Sunday, November 07, 2004

Ronald Reagan Did not Win the Cold War, at Least Not Single Handedly

Flush with victory, I noticed more editorials in today's newspaper about Reagan winning the cold war. With this in mind I submit the following:

While his most ardent supporters are clamoring to give President Reagan full credit for ending the cold war I would note, humbly, they do a disservice both to their cherished hero and millions of others who fought for decades to bring about an end to the threat of communist aggression.

In bestowing sole credit on Reagan for ending the cold war we do a disservice to President Truman who ordered the Berlin Airlift during his confrontation with the Soviets. We also ignore Truman’s and Eisenhower's stand against communism in Korea, as well as the sacrifice of hundreds of thousands of American service men and women who served in that conflict. Kennedy stood firmly against the Soviets over missiles in Cuba. Johnson's escalation of the war in Vietnam, a painful memory for many in our nation, was none-the-less a stand against communist aggression. Nixon had the foresight and courage to establish relations with China creating a powerful eastern front against the Soviets in the cold war. President Carter imposed stiff economic sanctions against the Soviets while undertaking one of the largest defense buildups in peace-time US history. We also forget the legacy of George Bush Sr. who presided over the Soviet Union's final demise.

President Reagan's supportesr also detract from the courage of the Hungarian people who rose up against the Soviets in 1956 and threatened to remove their nation from the Warsaw pact; an action undertaken at enormous risk and at terrible cost.
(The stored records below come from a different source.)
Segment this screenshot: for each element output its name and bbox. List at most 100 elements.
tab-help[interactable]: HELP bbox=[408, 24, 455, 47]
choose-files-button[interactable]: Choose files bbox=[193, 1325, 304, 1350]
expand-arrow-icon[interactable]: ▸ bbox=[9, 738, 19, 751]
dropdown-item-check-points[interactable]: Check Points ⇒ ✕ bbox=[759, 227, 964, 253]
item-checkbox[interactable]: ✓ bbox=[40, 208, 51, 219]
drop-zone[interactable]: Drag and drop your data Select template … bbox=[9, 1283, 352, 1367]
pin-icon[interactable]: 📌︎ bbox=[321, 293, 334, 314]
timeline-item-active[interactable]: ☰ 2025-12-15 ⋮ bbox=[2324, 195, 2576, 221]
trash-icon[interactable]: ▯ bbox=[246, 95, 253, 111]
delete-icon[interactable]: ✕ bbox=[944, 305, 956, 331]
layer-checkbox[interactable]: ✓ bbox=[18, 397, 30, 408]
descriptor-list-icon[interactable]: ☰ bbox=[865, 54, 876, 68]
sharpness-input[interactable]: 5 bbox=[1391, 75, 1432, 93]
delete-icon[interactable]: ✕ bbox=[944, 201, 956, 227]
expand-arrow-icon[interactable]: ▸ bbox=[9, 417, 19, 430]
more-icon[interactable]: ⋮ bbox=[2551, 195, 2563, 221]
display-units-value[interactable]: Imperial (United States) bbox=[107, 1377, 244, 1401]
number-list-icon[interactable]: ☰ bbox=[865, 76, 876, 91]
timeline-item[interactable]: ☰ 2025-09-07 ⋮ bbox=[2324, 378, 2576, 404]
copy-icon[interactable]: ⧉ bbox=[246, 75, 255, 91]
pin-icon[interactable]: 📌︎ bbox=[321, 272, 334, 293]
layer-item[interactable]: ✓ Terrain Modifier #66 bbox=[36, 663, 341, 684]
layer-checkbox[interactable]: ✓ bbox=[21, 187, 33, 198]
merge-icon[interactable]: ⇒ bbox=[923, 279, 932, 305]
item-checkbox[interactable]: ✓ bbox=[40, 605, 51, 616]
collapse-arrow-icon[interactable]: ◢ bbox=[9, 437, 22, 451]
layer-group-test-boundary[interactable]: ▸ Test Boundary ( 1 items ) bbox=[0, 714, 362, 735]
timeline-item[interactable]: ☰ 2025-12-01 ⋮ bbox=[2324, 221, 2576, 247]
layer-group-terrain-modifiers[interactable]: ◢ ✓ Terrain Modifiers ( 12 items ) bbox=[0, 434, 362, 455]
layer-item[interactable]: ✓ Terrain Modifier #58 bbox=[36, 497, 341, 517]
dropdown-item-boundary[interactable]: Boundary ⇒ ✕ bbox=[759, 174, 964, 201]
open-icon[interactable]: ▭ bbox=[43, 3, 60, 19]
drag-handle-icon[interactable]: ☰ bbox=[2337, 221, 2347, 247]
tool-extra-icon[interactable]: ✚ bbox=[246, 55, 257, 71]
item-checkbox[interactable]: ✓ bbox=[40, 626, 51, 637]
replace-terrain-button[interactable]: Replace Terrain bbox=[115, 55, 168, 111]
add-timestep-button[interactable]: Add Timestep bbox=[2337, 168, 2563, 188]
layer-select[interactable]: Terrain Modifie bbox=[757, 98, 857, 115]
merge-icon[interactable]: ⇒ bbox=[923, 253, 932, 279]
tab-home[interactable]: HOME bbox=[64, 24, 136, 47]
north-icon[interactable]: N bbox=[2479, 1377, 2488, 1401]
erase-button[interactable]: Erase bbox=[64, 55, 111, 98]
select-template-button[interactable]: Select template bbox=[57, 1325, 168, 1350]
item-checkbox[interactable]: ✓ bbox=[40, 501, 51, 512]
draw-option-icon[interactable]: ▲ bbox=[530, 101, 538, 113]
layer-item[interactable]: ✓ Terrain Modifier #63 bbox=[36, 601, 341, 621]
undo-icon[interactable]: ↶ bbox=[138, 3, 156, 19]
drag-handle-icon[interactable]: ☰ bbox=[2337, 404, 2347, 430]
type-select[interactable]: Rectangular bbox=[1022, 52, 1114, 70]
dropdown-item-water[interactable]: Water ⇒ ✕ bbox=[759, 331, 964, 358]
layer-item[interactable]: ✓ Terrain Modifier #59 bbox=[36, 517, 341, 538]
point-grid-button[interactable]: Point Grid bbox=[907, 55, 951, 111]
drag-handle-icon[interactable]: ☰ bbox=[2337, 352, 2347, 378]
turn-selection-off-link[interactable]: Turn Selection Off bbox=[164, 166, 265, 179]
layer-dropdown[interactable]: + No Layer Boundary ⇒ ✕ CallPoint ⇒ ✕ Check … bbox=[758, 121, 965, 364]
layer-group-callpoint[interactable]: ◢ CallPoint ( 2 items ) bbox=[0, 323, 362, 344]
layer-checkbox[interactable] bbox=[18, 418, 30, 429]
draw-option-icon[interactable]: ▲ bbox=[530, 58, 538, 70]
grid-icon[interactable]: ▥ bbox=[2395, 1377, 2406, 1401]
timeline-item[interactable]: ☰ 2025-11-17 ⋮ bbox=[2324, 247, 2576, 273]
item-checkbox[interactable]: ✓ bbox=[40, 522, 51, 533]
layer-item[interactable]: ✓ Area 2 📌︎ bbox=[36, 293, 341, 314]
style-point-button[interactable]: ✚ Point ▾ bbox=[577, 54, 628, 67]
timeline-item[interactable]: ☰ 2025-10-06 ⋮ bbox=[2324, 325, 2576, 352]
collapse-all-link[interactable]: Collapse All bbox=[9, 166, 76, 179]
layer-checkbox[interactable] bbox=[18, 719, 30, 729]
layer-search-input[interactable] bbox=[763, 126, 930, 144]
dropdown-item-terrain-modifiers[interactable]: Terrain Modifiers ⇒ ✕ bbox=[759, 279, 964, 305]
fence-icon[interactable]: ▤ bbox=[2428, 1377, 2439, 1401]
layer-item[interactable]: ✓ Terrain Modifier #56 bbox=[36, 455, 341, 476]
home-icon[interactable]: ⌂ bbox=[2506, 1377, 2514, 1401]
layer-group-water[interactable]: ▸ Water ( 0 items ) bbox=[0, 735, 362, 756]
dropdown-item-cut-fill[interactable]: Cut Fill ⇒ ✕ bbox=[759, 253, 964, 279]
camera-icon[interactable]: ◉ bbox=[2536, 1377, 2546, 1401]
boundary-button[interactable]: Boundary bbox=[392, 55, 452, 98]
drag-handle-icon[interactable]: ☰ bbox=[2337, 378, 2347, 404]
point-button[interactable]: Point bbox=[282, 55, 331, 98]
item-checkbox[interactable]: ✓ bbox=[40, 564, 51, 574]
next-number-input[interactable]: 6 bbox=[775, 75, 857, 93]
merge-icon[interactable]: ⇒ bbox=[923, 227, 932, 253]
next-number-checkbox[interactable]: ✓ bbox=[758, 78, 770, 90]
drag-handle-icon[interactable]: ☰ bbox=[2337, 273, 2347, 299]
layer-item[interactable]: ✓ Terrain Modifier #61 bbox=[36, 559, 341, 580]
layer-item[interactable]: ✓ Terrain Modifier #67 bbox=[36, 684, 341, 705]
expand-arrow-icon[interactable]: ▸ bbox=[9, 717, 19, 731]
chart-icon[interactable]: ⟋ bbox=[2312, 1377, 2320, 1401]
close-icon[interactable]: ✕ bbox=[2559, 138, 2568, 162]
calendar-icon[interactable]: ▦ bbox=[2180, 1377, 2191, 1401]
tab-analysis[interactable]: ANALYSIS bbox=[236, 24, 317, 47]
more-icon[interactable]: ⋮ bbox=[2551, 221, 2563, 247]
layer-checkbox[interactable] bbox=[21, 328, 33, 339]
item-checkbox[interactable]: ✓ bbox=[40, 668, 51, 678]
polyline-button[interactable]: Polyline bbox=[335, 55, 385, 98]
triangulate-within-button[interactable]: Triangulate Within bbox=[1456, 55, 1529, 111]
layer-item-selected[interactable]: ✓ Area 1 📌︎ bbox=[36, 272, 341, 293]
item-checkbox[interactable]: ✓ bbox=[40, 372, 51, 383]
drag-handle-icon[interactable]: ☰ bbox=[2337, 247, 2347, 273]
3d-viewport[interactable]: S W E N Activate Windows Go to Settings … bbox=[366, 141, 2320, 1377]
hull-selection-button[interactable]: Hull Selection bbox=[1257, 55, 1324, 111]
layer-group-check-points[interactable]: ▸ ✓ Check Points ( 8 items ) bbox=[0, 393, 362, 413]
Also forgotten is the courage of the Czechoslovakians whose attempt to create "socialism with a human face" was brutally crushed in August of 1968 ending "Prague Spring." What of the founding of the Solidarity trade union in Gdansk, Poland in 1980 and the uprising of the East German people who toppled the Berlin Wall in 1989, an event prompted in large measure by a visit just days earlier by Mikhail Gorbachev? These bold acts of defiance each took their toll on the Soviet Empire.

Finally, we must remember the legacy of Mikhail Gorbachev who introduced glasnost ("openness") and perestroika ("restructuring"). It was Gorbachev who renounced the Brezhnev Doctrine and allowed those nations trapped behind the iron curtain to turn to democracy. Indeed, could President Reagan's dramatic results in arms reduction have been achieved so quickly without his partnership with Mikhail Gorbachev?

If President Reagan's place in cold war history seems large it is because he was standing on the shoulders of so many others who fought and seriously weakened the Soviet menace. As we rightfully honor President Reagan let us not forget everyone who fought and won the cold war. President Reagan, a man of self-deprecating humor and humble spirit, would have asked no less.